Etat de siège, de Mahmoud Darwich

 À offrir à celui qui veut crier (en poésie!)

Mahmoud Darwich, poète et rédacteur dans diverses revues, symbole éternel de la cause palestinienne (lui en déplaise !), écrivit les 90 fragments poétiques d’Etat de siège durant l’occupation armée de Ramallah par l’Etat israélien, en janvier 2002. Au cœur de ce poème, qui oscille entre prose et rimes (si l’on suit les arabophones), est un long cri. Si toute littérature est plus pure en ses propres mots, en sa propre langue, c’est bien sûr encore plus vrai en poésie. Mais ce poème, même traduit, est essentiel, essentiellement beau.

« Je crierai dans ma solitude / Non pour réveiller ceux qui dorment / Mais pour que mon cri me réveille / de mon imagination captive ! »

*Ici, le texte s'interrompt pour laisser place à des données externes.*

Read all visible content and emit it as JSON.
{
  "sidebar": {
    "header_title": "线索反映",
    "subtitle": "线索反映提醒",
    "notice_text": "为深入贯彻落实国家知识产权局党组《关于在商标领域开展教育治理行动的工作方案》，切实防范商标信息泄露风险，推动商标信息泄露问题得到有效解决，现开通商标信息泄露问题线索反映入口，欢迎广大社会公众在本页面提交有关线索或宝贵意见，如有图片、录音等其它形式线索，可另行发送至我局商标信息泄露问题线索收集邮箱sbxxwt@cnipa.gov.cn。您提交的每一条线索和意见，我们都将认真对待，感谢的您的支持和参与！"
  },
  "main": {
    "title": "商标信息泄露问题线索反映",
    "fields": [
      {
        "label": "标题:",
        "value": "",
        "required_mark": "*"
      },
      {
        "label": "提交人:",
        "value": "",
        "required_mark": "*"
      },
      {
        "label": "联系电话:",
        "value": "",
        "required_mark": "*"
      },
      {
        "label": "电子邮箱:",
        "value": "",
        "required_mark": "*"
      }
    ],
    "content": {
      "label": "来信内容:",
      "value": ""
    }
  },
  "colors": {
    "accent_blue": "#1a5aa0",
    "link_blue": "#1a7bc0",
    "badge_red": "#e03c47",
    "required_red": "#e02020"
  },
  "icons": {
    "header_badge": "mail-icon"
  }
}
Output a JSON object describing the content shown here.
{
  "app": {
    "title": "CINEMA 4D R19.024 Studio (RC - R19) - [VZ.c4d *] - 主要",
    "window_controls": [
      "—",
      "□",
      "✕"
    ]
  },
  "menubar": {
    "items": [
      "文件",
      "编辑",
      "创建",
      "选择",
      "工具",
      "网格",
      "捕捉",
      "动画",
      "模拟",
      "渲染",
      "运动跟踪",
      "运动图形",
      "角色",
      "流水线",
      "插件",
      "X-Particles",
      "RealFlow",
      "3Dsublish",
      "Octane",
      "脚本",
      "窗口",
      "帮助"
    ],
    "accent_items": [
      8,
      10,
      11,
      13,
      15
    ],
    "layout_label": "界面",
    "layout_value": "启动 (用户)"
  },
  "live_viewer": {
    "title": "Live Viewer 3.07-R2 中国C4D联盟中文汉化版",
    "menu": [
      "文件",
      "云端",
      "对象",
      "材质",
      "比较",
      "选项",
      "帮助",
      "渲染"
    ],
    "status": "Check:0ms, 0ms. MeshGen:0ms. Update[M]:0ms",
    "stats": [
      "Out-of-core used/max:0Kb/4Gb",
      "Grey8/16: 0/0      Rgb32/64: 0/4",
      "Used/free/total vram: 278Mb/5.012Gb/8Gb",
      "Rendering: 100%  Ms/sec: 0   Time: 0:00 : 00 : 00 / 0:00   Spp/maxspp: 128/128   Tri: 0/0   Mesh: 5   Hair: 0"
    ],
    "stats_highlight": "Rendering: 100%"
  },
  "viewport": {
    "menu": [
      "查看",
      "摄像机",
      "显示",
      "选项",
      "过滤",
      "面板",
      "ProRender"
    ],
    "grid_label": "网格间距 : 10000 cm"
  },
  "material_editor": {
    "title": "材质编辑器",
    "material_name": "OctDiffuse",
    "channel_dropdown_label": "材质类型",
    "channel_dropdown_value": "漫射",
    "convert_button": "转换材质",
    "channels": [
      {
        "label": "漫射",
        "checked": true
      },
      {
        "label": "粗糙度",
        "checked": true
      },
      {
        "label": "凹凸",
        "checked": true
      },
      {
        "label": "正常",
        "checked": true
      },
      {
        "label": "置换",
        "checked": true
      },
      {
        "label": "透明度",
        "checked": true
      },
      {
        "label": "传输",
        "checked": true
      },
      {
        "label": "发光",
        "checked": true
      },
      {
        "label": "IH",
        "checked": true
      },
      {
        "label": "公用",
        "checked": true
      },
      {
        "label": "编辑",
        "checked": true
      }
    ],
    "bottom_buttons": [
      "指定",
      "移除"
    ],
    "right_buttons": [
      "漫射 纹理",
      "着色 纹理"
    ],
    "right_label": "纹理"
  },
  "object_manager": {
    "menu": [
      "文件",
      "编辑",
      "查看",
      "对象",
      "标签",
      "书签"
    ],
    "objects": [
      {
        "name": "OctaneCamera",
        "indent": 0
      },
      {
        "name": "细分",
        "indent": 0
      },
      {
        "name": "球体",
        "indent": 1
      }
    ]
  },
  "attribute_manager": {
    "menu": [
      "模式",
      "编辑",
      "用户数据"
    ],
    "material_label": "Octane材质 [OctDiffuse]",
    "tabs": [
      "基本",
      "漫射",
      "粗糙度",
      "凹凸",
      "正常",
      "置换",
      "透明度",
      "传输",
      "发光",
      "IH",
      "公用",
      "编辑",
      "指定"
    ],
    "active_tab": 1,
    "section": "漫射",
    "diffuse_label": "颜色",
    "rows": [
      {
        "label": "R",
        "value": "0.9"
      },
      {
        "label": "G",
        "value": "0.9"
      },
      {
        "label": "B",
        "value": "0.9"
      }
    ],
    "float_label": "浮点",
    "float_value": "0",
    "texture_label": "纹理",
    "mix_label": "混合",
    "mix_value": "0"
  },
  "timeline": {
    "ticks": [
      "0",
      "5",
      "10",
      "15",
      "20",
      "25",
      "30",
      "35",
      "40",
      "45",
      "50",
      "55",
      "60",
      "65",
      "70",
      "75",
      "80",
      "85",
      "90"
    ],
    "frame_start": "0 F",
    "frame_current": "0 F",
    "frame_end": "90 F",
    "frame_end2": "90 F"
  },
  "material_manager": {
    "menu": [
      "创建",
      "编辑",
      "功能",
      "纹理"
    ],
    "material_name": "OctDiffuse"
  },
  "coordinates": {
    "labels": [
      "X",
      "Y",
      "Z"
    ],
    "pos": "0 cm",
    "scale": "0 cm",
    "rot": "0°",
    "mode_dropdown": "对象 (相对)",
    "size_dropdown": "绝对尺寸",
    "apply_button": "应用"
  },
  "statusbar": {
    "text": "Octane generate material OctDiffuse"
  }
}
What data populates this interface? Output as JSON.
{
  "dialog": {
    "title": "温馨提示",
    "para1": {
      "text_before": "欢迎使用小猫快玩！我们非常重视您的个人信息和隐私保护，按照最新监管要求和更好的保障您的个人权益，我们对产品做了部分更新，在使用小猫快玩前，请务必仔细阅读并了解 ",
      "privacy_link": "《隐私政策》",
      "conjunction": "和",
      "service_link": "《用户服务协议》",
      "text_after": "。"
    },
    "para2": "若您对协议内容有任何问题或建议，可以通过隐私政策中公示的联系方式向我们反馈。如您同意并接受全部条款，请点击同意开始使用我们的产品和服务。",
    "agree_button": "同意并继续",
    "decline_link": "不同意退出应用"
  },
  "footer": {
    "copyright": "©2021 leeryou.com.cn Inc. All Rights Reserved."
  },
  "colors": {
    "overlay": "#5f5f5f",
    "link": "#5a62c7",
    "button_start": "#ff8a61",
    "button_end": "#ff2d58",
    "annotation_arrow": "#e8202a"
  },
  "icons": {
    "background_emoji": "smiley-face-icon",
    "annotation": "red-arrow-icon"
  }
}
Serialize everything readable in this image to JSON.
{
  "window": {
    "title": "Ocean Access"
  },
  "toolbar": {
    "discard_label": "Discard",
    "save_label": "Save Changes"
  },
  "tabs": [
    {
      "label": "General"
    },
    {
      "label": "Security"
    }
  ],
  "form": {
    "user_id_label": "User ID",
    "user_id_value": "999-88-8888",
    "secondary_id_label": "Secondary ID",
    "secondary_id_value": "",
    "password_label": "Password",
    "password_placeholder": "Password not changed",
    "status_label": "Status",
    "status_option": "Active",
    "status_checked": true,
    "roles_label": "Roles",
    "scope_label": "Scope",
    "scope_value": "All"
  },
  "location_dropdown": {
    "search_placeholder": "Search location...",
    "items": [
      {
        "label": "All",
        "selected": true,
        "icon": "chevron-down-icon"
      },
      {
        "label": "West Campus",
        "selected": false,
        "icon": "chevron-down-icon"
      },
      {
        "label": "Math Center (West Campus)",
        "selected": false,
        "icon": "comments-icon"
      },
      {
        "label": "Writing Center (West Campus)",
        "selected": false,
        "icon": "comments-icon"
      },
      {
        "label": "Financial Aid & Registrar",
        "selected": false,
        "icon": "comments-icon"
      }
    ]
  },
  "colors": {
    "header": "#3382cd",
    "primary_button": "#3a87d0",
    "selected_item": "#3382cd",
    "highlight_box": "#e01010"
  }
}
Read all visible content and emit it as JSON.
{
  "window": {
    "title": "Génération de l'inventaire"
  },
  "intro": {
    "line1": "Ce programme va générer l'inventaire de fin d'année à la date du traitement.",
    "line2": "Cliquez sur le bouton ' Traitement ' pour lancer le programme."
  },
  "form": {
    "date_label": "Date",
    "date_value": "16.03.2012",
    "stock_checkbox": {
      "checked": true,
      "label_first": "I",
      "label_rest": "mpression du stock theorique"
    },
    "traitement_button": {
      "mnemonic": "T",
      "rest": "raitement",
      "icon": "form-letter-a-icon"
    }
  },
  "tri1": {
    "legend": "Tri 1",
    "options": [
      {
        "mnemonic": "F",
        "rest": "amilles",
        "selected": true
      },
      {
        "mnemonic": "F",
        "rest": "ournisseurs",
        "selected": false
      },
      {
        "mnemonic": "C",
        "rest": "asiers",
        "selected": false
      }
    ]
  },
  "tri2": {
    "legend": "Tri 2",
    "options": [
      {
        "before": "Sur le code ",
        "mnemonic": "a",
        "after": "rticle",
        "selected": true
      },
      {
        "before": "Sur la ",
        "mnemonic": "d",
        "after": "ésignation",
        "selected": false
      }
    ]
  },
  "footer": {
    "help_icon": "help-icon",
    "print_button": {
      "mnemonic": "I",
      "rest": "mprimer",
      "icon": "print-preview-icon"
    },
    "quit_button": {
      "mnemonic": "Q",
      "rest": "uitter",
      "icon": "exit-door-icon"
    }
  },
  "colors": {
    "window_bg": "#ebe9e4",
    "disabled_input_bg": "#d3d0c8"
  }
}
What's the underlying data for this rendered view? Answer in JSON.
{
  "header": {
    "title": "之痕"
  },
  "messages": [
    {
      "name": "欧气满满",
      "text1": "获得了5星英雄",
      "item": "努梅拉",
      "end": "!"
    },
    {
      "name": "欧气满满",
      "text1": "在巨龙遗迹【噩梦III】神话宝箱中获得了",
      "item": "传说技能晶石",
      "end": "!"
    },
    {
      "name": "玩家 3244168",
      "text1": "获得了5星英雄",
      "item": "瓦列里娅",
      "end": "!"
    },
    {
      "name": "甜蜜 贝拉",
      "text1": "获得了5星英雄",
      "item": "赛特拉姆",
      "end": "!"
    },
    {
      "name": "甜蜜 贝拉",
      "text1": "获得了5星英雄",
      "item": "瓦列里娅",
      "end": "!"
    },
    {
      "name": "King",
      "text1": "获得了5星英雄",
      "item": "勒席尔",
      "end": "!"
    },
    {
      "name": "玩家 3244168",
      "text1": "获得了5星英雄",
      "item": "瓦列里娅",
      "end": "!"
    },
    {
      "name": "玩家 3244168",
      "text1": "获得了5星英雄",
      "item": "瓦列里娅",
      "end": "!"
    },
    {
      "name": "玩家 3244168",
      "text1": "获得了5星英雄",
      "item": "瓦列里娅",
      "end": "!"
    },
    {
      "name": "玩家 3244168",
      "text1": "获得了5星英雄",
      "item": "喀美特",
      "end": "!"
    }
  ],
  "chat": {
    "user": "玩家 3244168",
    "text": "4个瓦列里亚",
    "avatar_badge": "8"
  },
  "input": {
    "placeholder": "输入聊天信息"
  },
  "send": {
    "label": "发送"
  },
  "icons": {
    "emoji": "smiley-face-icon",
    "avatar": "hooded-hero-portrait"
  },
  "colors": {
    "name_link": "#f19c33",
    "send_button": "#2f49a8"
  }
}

Seul et isolé, désespéré et pourtant espérant demain, le poète s’adresse à un galerie de compagnons (un poète, la poésie, la prose, le lecteur) et d’ennemis (les gardiens de prison, les assassins, la mort) pour leur conter sa douleur, et sa solution: la poésie. Le sentiment d’enfermement, l’attente, la torpeur habitent ce texte. Si les mots semblent simples et glissent doucement, des images féroces se dessinent, une rage puissante et une tristesse infinie s’installent.

Le poème s’ouvre sur un premier fragment sidérant, qui déjà raconte en douceur, toute l’horreur : la béance du temps suspendu et lardé, les arbres auxquels on a arraché les branches comme aux hommes les membres, un paysage où seul l’espoir permet encore de vivre.

« Ici sur les pentes des collines, face au couchant / Et à la béance du temps, / Près des vergers à l’ombre coupée, /Tels les prisonniers, / Tels les chômeurs,/ Nous cultivons l’espoir »

Un texte sublime (mais très sombre), à découvrir ou relire absolument.